La mer du Nord, cimetière à CO2 : focus sur cette nouvelle technologie qui permet d’enfouir les émissions de gaz
Limiter les émissions de carbone reste essentiel, mais une autre stratégie a fait son chemin dans les esprits : recueillir ce CO2 et le concentrer, pour le réutiliser dans l’industrie, et surtout pour le stocker à très long terme. Des structures se mettent en place pour capter le CO2 et l’enfouir en mer du Nord, y compris depuis la Belgique. Mais les conséquences d’une telle pratique posent question.

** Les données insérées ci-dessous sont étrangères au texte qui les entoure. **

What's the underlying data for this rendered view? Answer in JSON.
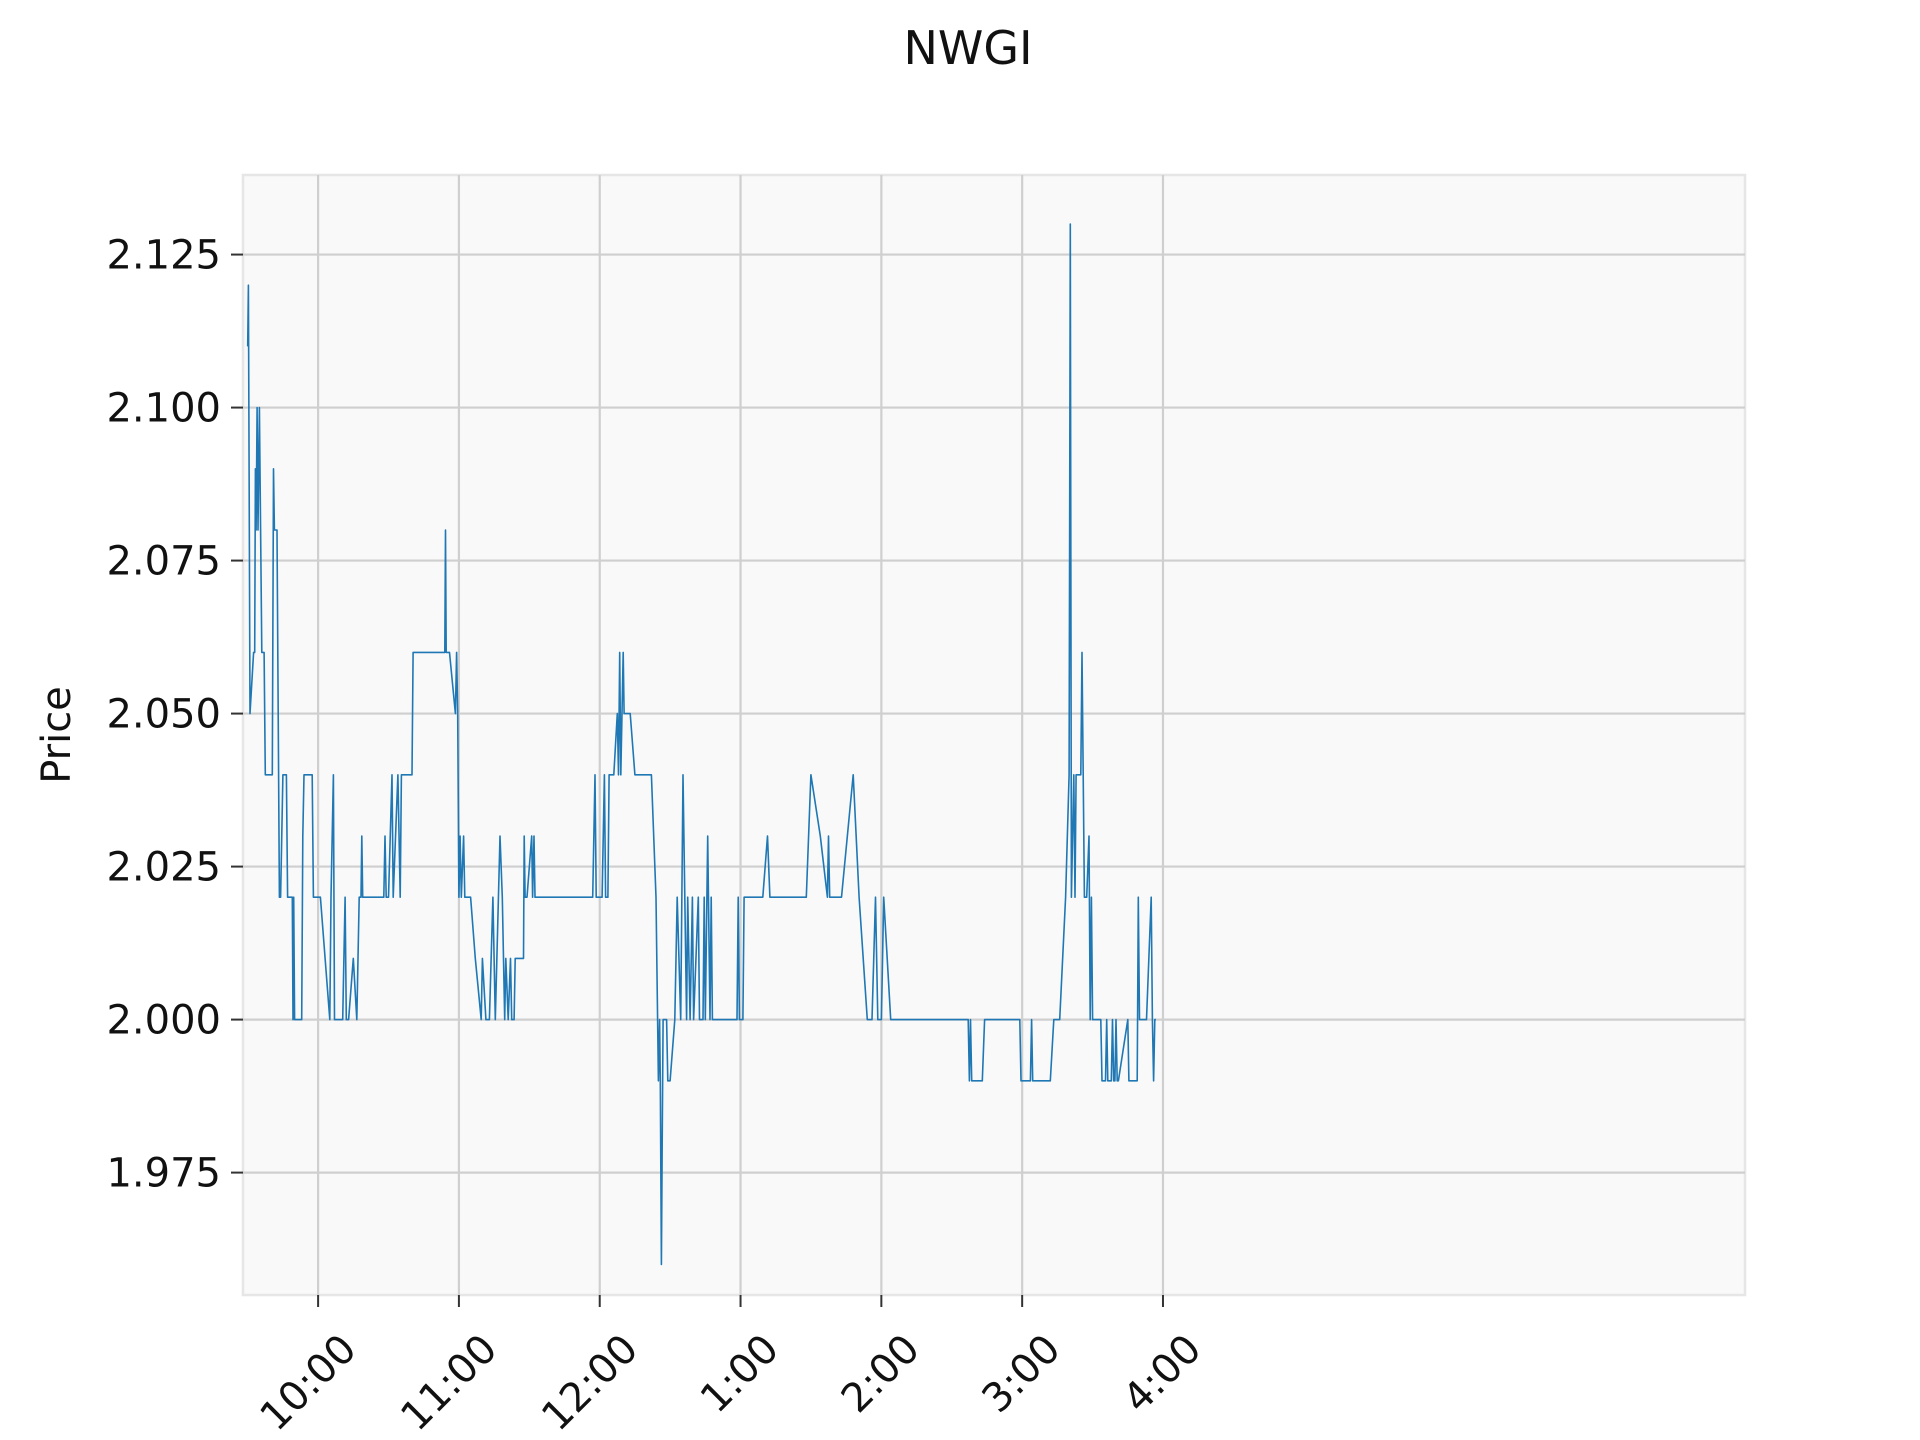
{
  "chart_data": {
    "type": "line",
    "title": "NWGI",
    "ylabel": "Price",
    "xlabel": "",
    "ylim": [
      1.955,
      2.138
    ],
    "xlim_minutes": [
      568,
      1208
    ],
    "grid": true,
    "legend": "none",
    "colors": {
      "series": "#1f77b4",
      "plot_bg": "#f9f9f9",
      "grid": "#cfcfcf",
      "frame": "#e6e6e6"
    },
    "x_ticks": [
      {
        "minute": 600,
        "label": "10:00"
      },
      {
        "minute": 660,
        "label": "11:00"
      },
      {
        "minute": 720,
        "label": "12:00"
      },
      {
        "minute": 780,
        "label": "1:00"
      },
      {
        "minute": 840,
        "label": "2:00"
      },
      {
        "minute": 900,
        "label": "3:00"
      },
      {
        "minute": 960,
        "label": "4:00"
      }
    ],
    "y_ticks": [
      {
        "value": 1.975,
        "label": "1.975"
      },
      {
        "value": 2.0,
        "label": "2.000"
      },
      {
        "value": 2.025,
        "label": "2.025"
      },
      {
        "value": 2.05,
        "label": "2.050"
      },
      {
        "value": 2.075,
        "label": "2.075"
      },
      {
        "value": 2.1,
        "label": "2.100"
      },
      {
        "value": 2.125,
        "label": "2.125"
      }
    ],
    "series": [
      {
        "points": [
          [
            570.0,
            2.11
          ],
          [
            570.3,
            2.12
          ],
          [
            570.6,
            2.09
          ],
          [
            571.0,
            2.05
          ],
          [
            572.5,
            2.06
          ],
          [
            573.0,
            2.06
          ],
          [
            573.3,
            2.09
          ],
          [
            573.6,
            2.08
          ],
          [
            574.0,
            2.1
          ],
          [
            574.4,
            2.08
          ],
          [
            575.0,
            2.1
          ],
          [
            575.5,
            2.08
          ],
          [
            576.0,
            2.06
          ],
          [
            577.0,
            2.06
          ],
          [
            577.5,
            2.04
          ],
          [
            580.5,
            2.04
          ],
          [
            581.0,
            2.09
          ],
          [
            581.4,
            2.08
          ],
          [
            582.5,
            2.08
          ],
          [
            583.5,
            2.02
          ],
          [
            584.0,
            2.02
          ],
          [
            585.0,
            2.04
          ],
          [
            586.5,
            2.04
          ],
          [
            587.0,
            2.02
          ],
          [
            589.0,
            2.02
          ],
          [
            589.3,
            2.0
          ],
          [
            589.6,
            2.02
          ],
          [
            590.0,
            2.0
          ],
          [
            593.0,
            2.0
          ],
          [
            593.5,
            2.03
          ],
          [
            594.0,
            2.04
          ],
          [
            597.5,
            2.04
          ],
          [
            598.0,
            2.02
          ],
          [
            601.0,
            2.02
          ],
          [
            605.0,
            2.0
          ],
          [
            605.5,
            2.02
          ],
          [
            606.5,
            2.04
          ],
          [
            607.0,
            2.0
          ],
          [
            610.5,
            2.0
          ],
          [
            611.5,
            2.02
          ],
          [
            612.0,
            2.0
          ],
          [
            613.0,
            2.0
          ],
          [
            615.0,
            2.01
          ],
          [
            616.5,
            2.0
          ],
          [
            617.5,
            2.02
          ],
          [
            618.3,
            2.02
          ],
          [
            618.6,
            2.03
          ],
          [
            619.0,
            2.02
          ],
          [
            628.0,
            2.02
          ],
          [
            628.5,
            2.03
          ],
          [
            629.0,
            2.02
          ],
          [
            630.0,
            2.02
          ],
          [
            631.5,
            2.04
          ],
          [
            632.0,
            2.02
          ],
          [
            634.0,
            2.04
          ],
          [
            635.0,
            2.02
          ],
          [
            635.5,
            2.04
          ],
          [
            640.0,
            2.04
          ],
          [
            640.5,
            2.06
          ],
          [
            654.0,
            2.06
          ],
          [
            654.3,
            2.08
          ],
          [
            654.6,
            2.06
          ],
          [
            655.0,
            2.06
          ],
          [
            656.0,
            2.06
          ],
          [
            658.5,
            2.05
          ],
          [
            659.0,
            2.06
          ],
          [
            659.5,
            2.05
          ],
          [
            660.0,
            2.02
          ],
          [
            660.5,
            2.03
          ],
          [
            661.0,
            2.02
          ],
          [
            662.0,
            2.03
          ],
          [
            662.5,
            2.02
          ],
          [
            665.0,
            2.02
          ],
          [
            667.0,
            2.01
          ],
          [
            669.5,
            2.0
          ],
          [
            670.0,
            2.01
          ],
          [
            671.5,
            2.0
          ],
          [
            673.0,
            2.0
          ],
          [
            674.5,
            2.02
          ],
          [
            675.5,
            2.0
          ],
          [
            677.5,
            2.03
          ],
          [
            678.5,
            2.02
          ],
          [
            679.5,
            2.0
          ],
          [
            680.0,
            2.01
          ],
          [
            681.0,
            2.0
          ],
          [
            682.0,
            2.01
          ],
          [
            682.5,
            2.0
          ],
          [
            683.5,
            2.0
          ],
          [
            684.0,
            2.01
          ],
          [
            687.5,
            2.01
          ],
          [
            687.8,
            2.03
          ],
          [
            688.2,
            2.02
          ],
          [
            689.0,
            2.02
          ],
          [
            691.0,
            2.03
          ],
          [
            691.4,
            2.02
          ],
          [
            692.0,
            2.03
          ],
          [
            692.4,
            2.02
          ],
          [
            717.0,
            2.02
          ],
          [
            718.0,
            2.04
          ],
          [
            718.5,
            2.02
          ],
          [
            721.0,
            2.02
          ],
          [
            722.0,
            2.04
          ],
          [
            722.5,
            2.02
          ],
          [
            723.5,
            2.02
          ],
          [
            724.0,
            2.04
          ],
          [
            726.0,
            2.04
          ],
          [
            727.5,
            2.05
          ],
          [
            728.0,
            2.04
          ],
          [
            728.5,
            2.06
          ],
          [
            729.0,
            2.04
          ],
          [
            729.5,
            2.05
          ],
          [
            730.0,
            2.06
          ],
          [
            730.4,
            2.05
          ],
          [
            733.0,
            2.05
          ],
          [
            735.0,
            2.04
          ],
          [
            742.0,
            2.04
          ],
          [
            744.0,
            2.02
          ],
          [
            745.0,
            1.99
          ],
          [
            745.5,
            2.0
          ],
          [
            745.8,
            1.99
          ],
          [
            746.3,
            1.96
          ],
          [
            746.6,
            1.98
          ],
          [
            747.0,
            2.0
          ],
          [
            748.5,
            2.0
          ],
          [
            749.0,
            1.99
          ],
          [
            750.0,
            1.99
          ],
          [
            752.0,
            2.0
          ],
          [
            753.0,
            2.02
          ],
          [
            754.5,
            2.0
          ],
          [
            755.5,
            2.04
          ],
          [
            757.0,
            2.0
          ],
          [
            757.5,
            2.02
          ],
          [
            758.5,
            2.0
          ],
          [
            759.5,
            2.02
          ],
          [
            760.0,
            2.0
          ],
          [
            762.0,
            2.02
          ],
          [
            762.5,
            2.0
          ],
          [
            764.0,
            2.0
          ],
          [
            764.5,
            2.02
          ],
          [
            765.0,
            2.0
          ],
          [
            766.0,
            2.03
          ],
          [
            767.0,
            2.0
          ],
          [
            767.5,
            2.02
          ],
          [
            768.0,
            2.0
          ],
          [
            778.5,
            2.0
          ],
          [
            779.0,
            2.02
          ],
          [
            779.5,
            2.0
          ],
          [
            781.0,
            2.0
          ],
          [
            781.5,
            2.02
          ],
          [
            789.5,
            2.02
          ],
          [
            791.5,
            2.03
          ],
          [
            792.5,
            2.02
          ],
          [
            808.0,
            2.02
          ],
          [
            809.0,
            2.03
          ],
          [
            810.0,
            2.04
          ],
          [
            814.0,
            2.03
          ],
          [
            817.0,
            2.02
          ],
          [
            817.5,
            2.03
          ],
          [
            818.0,
            2.02
          ],
          [
            823.0,
            2.02
          ],
          [
            828.0,
            2.04
          ],
          [
            830.5,
            2.02
          ],
          [
            834.0,
            2.0
          ],
          [
            836.0,
            2.0
          ],
          [
            837.5,
            2.02
          ],
          [
            838.5,
            2.0
          ],
          [
            840.0,
            2.0
          ],
          [
            841.0,
            2.02
          ],
          [
            844.0,
            2.0
          ],
          [
            877.0,
            2.0
          ],
          [
            877.5,
            1.99
          ],
          [
            878.0,
            2.0
          ],
          [
            878.5,
            1.99
          ],
          [
            883.0,
            1.99
          ],
          [
            884.0,
            2.0
          ],
          [
            899.0,
            2.0
          ],
          [
            899.5,
            1.99
          ],
          [
            903.5,
            1.99
          ],
          [
            904.0,
            2.0
          ],
          [
            904.5,
            1.99
          ],
          [
            912.0,
            1.99
          ],
          [
            913.5,
            2.0
          ],
          [
            916.0,
            2.0
          ],
          [
            918.5,
            2.02
          ],
          [
            920.0,
            2.04
          ],
          [
            920.5,
            2.13
          ],
          [
            921.0,
            2.02
          ],
          [
            922.0,
            2.04
          ],
          [
            922.5,
            2.02
          ],
          [
            923.0,
            2.04
          ],
          [
            925.0,
            2.04
          ],
          [
            925.5,
            2.06
          ],
          [
            926.0,
            2.04
          ],
          [
            926.5,
            2.02
          ],
          [
            927.5,
            2.02
          ],
          [
            928.5,
            2.03
          ],
          [
            929.0,
            2.0
          ],
          [
            929.5,
            2.02
          ],
          [
            930.0,
            2.0
          ],
          [
            933.5,
            2.0
          ],
          [
            934.0,
            1.99
          ],
          [
            935.5,
            1.99
          ],
          [
            936.0,
            2.0
          ],
          [
            936.5,
            1.99
          ],
          [
            938.0,
            1.99
          ],
          [
            938.5,
            2.0
          ],
          [
            939.0,
            1.99
          ],
          [
            939.5,
            1.99
          ],
          [
            940.0,
            2.0
          ],
          [
            940.5,
            1.99
          ],
          [
            941.0,
            1.99
          ],
          [
            945.0,
            2.0
          ],
          [
            945.5,
            1.99
          ],
          [
            949.0,
            1.99
          ],
          [
            949.5,
            2.02
          ],
          [
            950.0,
            2.0
          ],
          [
            953.0,
            2.0
          ],
          [
            955.0,
            2.02
          ],
          [
            955.5,
            2.0
          ],
          [
            956.0,
            1.99
          ],
          [
            956.5,
            2.0
          ],
          [
            957.0,
            2.0
          ]
        ]
      }
    ]
  }
}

Et si, plutôt que de rejeter du gaz carbonique dans l’atmosphère, il était gardé prisonnier sous la terre et la mer ? Tel est le concept du carbon capture and storage, ou CSS, une filière qui se développe rapidement à l’échelle européenne. « Ce n’est pas neuf, rappelle Angélique Léonard, directrice de l’Unité de Recherche en Chemical Engineering de l’Université de Liège. Des essais de stockage dans des gisements épuisés ont été menés dès le début des années 2000, ainsi que dans l’industrie pétrolière qui réinjecte du gaz dans un gisement pour faire remonter la pression et capter ce qu’il reste de pétrole dans la poche. Mais ce qui est aujourd’hui nouveau, c’est d’envisager de stocker ainsi du carbone à très grande échelle. »

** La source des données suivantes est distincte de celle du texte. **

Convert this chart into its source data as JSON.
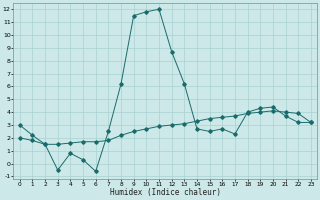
{
  "xlabel": "Humidex (Indice chaleur)",
  "bg_color": "#cce8e8",
  "grid_color": "#aad0d0",
  "line_color": "#1a6b6b",
  "xlim": [
    -0.5,
    23.5
  ],
  "ylim": [
    -1.2,
    12.5
  ],
  "xticks": [
    0,
    1,
    2,
    3,
    4,
    5,
    6,
    7,
    8,
    9,
    10,
    11,
    12,
    13,
    14,
    15,
    16,
    17,
    18,
    19,
    20,
    21,
    22,
    23
  ],
  "yticks": [
    -1,
    0,
    1,
    2,
    3,
    4,
    5,
    6,
    7,
    8,
    9,
    10,
    11,
    12
  ],
  "line1_x": [
    0,
    1,
    2,
    3,
    4,
    5,
    6,
    7,
    8,
    9,
    10,
    11,
    12,
    13,
    14,
    15,
    16,
    17,
    18,
    19,
    20,
    21,
    22,
    23
  ],
  "line1_y": [
    3.0,
    2.2,
    1.5,
    -0.5,
    0.8,
    0.3,
    -0.6,
    2.5,
    6.2,
    11.5,
    11.8,
    12.0,
    8.7,
    6.2,
    2.7,
    2.5,
    2.7,
    2.3,
    4.0,
    4.3,
    4.4,
    3.7,
    3.2,
    3.2
  ],
  "line2_x": [
    0,
    1,
    2,
    3,
    4,
    5,
    6,
    7,
    8,
    9,
    10,
    11,
    12,
    13,
    14,
    15,
    16,
    17,
    18,
    19,
    20,
    21,
    22,
    23
  ],
  "line2_y": [
    2.0,
    1.8,
    1.5,
    1.5,
    1.6,
    1.7,
    1.7,
    1.8,
    2.2,
    2.5,
    2.7,
    2.9,
    3.0,
    3.1,
    3.3,
    3.5,
    3.6,
    3.7,
    3.9,
    4.0,
    4.1,
    4.0,
    3.9,
    3.2
  ]
}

Capter le CO2 et l’enterrer
Ce n’est pas le CO2 dans l’atmosphère qui est concerné, mais celui des secteurs les plus difficiles à décarboner : les aciéries, les verreries ou encore les fours à chaux ou à ciment, des industries dont le processus de transformation des matières premières en produits finis rejette énormément de carbone. « On parle d’aller chercher le carbone à la source, directement dans les fumées industrielles, détaille Pierre Delmelle, professeur et bioingénieur à l’UCLouvain. Il est piégé dans un réactif chimique et se dissout, puis le liquide ainsi obtenu est réchauffé pour séparer le carbone des autres composants et le concentrer. L’idée, ensuite, c’est de l’acheminer par pipe-line pour le réinjecter sous les sédiments marins, dans des réservoirs de gaz ou de pétrole déjà exploités. »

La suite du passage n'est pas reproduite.